Segundo dados de uma pesquisa realizada pela Europraxis, penetração da banda larga fixa por domicílios é de 74% na França e 41% no México, contra 25% no Brasil.

Já a penetração de banda larga móvel  por habitantes na Coreia do Sul, por exemplo, atinge o percentual máximo de 90%, na França 36% e por fim, no Brasil, 12%.

Entretanto, aponta o estudo, o Brasil tem apresentado taxas de crescimento superiores à média mundial no desenvolvimento de banda larga (fixa + móvel), registrando um aumento de 64% anualmente, o que representa 35 pontos percentuais acima da média do restante do mundo.

Um dos motivos para a defasagem brasileira, indica o relatório, é o tipo de modelo para implantação da banda larga.

No Brasil, historicamente a banda larga foi impulsionada  por investimentos privados, tanto a fixa como a móvel.

Entretanto, em países líderes em penetração de banda larga, como a Coréia, o governo teve papel fundamental no seu rápido desenvolvimento através de investimentos diretos, criação de regras para promoção de competição e metas de universalização associadas à banda larga.

Para a Europraxis, o PNBL pode servir de incentivo, mas não é tudo.

“A ampla adoção dos serviços de banda larga depende de uma maior competitividade de preços”, indica a pesquisa.

O Brasil, avalia o estudo, possui preços de acesso à internet mais elevados do que os países desenvolvidos, tanto em ofertas combo como stand-alone.
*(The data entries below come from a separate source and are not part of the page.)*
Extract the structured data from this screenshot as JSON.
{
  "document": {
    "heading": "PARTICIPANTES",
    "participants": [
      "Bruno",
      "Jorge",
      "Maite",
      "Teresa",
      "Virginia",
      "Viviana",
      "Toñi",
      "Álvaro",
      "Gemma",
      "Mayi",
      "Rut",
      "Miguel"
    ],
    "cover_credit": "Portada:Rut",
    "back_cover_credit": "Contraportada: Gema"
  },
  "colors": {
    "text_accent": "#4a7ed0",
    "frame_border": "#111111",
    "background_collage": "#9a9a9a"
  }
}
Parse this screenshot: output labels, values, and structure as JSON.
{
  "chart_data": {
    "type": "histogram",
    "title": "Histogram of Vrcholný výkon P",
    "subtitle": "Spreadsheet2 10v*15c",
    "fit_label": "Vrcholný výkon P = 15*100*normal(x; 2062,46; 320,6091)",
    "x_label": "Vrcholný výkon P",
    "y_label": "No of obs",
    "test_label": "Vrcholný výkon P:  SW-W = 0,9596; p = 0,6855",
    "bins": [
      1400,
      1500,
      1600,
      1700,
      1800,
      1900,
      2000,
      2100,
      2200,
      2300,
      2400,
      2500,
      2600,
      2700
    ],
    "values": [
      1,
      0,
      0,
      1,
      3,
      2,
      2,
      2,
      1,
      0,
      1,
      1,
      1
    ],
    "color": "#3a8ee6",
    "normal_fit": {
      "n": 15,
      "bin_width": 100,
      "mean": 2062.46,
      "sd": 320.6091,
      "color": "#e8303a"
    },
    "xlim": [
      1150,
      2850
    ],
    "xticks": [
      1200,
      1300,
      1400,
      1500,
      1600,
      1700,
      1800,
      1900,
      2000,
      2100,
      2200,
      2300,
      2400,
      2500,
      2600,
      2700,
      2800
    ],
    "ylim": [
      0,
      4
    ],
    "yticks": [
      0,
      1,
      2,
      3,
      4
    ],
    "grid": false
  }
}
O valor do combo (internet, TV e telefone) em média é de R$ 150 na França, R$ 242 nos Estados Unidos e R$ 290 no Brasil (para pacotes comparáveis). Em contrapartida, o valor da internet fixa stand-alone é de R$ 37 na França, R$ 84 nos Estados Unidos e R$ 99 no Brasil.

A continuidade dos investimentos privados e o impulso do PNBL devem levar o Brasil a 131 milhões de acessos por banda larga até 2015, podendo chegar a uma penetração em 2015 de 58% dos domicílios com acesso a banda larga fixa e 47% da população em móvel, prevê o relatório.